Alla vigilia del primo “Fertility Day” italiano una nuova serie di opuscoli diffusi anzitempo in Rete riporta nella bufera il ministero guidato da Beatrice Lorenzin. Ma è possibile dare tutta la colpa a un errore di comunicazione, tanto più nell’era dei social media?
Dopo la riscoperta tardiva dell’orologio biologico, ecco le cattive compagnie da abbandonare. Ovverosia ragazzi e ragazze di colore, coi rasta, di cui uno sembra fumarsi uno spinello, contrapposti a un’immagine comprata su ShutterStock dove due coppie di ragazzi di evidente razza nordica si godono beati una giornata al mare: i primi sono le “cattive compagnie” da abbandonare, i secondi rientrano nelle “buone abitudini” da promuovere per uno stile di vita sano e una maternità o paternità assicurata.
Non trova pace il ministero guidato da Beatrice Lorenzin, giunto alla vigilia del primo Fertility Day della storia repubblicana con ben due campagne di comunicazione miseramente naufragate tra le critiche e gli sberleffi della Rete. In serata, è stata annunciata la revoca del mandato al direttore della comunicazione, capro espiatorio di una iniziativa che Enrico Mentana ha definitivamente seppellito sotto la definizione di “Pubblicità Regresso”.

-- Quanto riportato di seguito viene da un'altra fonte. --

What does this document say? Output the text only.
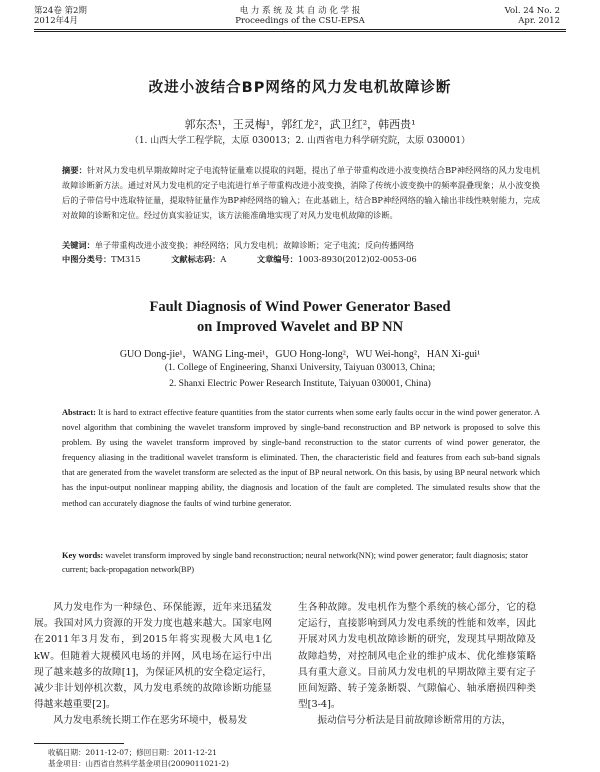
第24卷 第2期
2012年4月
电 力 系 统 及 其 自 动 化 学 报
Proceedings of the CSU-EPSA
Vol. 24 No. 2
Apr. 2012
改进小波结合BP网络的风力发电机故障诊断
郭东杰¹，王灵梅¹，郭红龙²，武卫红²，韩西贵¹
（1. 山西大学工程学院，太原 030013；2. 山西省电力科学研究院，太原 030001）
摘要：针对风力发电机早期故障时定子电流特征量难以提取的问题，提出了单子带重构改进小波变换结合BP神经网络的风力发电机故障诊断新方法。通过对风力发电机的定子电流进行单子带重构改进小波变换，消除了传统小波变换中的频率混叠现象；从小波变换后的子带信号中选取特征量，提取特征量作为BP神经网络的输入；在此基础上，结合BP神经网络的输入输出非线性映射能力，完成对故障的诊断和定位。经过仿真实验证实，该方法能准确地实现了对风力发电机故障的诊断。
关键词：单子带重构改进小波变换；神经网络；风力发电机；故障诊断；定子电流；反向传播网络
中图分类号：TM315	文献标志码：A	文章编号：1003-8930(2012)02-0053-06
Fault Diagnosis of Wind Power Generator Based
on Improved Wavelet and BP NN
GUO Dong-jie¹，WANG Ling-mei¹，GUO Hong-long²，WU Wei-hong²，HAN Xi-gui¹
(1. College of Engineering, Shanxi University, Taiyuan 030013, China;
2. Shanxi Electric Power Research Institute, Taiyuan 030001, China)
Abstract: It is hard to extract effective feature quantities from the stator currents when some early faults occur in the wind power generator. A novel algorithm that combining the wavelet transform improved by single-band reconstruction and BP network is proposed to solve this problem. By using the wavelet transform improved by single-band reconstruction to the stator currents of wind power generator, the frequency aliasing in the traditional wavelet transform is eliminated. Then, the characteristic field and features from each sub-band signals that are generated from the wavelet transform are selected as the input of BP neural network. On this basis, by using BP neural network which has the input-output nonlinear mapping ability, the diagnosis and location of the fault are completed. The simulated results show that the method can accurately diagnose the faults of wind turbine generator.
Key words: wavelet transform improved by single band reconstruction; neural network(NN); wind power generator; fault diagnosis; stator current; back-propagation network(BP)

风力发电作为一种绿色、环保能源，近年来迅猛发展。我国对风力资源的开发力度也越来越大。国家电网在2011年3月发布，到2015年将实现极大风电1亿kW。但随着大规模风电场的并网，风电场在运行中出现了越来越多的故障[1]，为保证风机的安全稳定运行，减少非计划停机次数，风力发电系统的故障诊断功能显得越来越重要[2]。

风力发电系统长期工作在恶劣环境中，极易发

生各种故障。发电机作为整个系统的核心部分，它的稳定运行，直接影响到风力发电系统的性能和效率，因此开展对风力发电机故障诊断的研究，发现其早期故障及故障趋势，对控制风电企业的维护成本、优化维修策略具有重大意义。目前风力发电机的早期故障主要有定子匝间短路、转子笼条断裂、气隙偏心、轴承磨损四种类型[3-4]。

振动信号分析法是目前故障诊断常用的方法，

收稿日期：2011-12-07；修回日期：2011-12-21
基金项目：山西省自然科学基金项目(2009011021-2)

Eppure sembra davvero difficile credere che un professionista, per quanto improvvisato esso sia, possa commettere grossolani errori di comunicazione, come ricorrere a banche immagini o non notare l’implicito riferimento razzista nel contrapporre persone bianche e di colore.
Ancora più improbabile che un qualunque professionista o agenzia, per quanto sotto stress dopo le polemiche scoppiate in seguito alla prima campagna del Fertility Day, possa aver compiuto lo stesso errore di leggerezza per due volte nel giro di due settimane.
Qualunque responsabile di comunicazione sa che non esiste più alcuna distinzione tra offline e online, e che anche locandine e materiali pensati per essere distribuiti a mano si ritroveranno prima o poi a essere condivisi e giudicati in Rete.. Soprattutto se il proprio datore di lavoro è un’istituzione politica di rilevanza nazionale.
Per questo ritengo che la doppia figuraccia rimediata dal Ministero sia in realtà ascrivibile al contenuto stesso di un’iniziativa che tenta maldestramente di convincere i più giovani a fare figli per non si sa bene quale motivo, anziché limitarsi a informarli e a promuovere iniziative che aiutino le coppie desiderose di avere figli a superare gli ostacoli di natura chimica, economica e sociale alla procreazione.
In tempi di social media, qualunque professionista della comunicazione sa di essere sotto uno sguardo implacabile, e di potersi giocare il posto per molto meno.
Per questo ritengo che i principali responsabili di questa ennesima figuraccia siano gli autori stessi di un’iniziativa come quella del Fertility Day, momento culminante del “Piano Nazionale per la fertilità” in cui si dichiara senza ambiguità alcuna che la fertilità deve tornare a essere percepita quale “bene essenziale non solo della coppia, ma dell’intera società” e che la “parola d’ordine” (sic!) del Fertility Day sarà “scoprire il Prestigio della Maternità”: in casi come questi, nemmeno la più grossolana campagna di comunicazione potrebbe nascondere la superficialità e demenzialità di certi messaggi.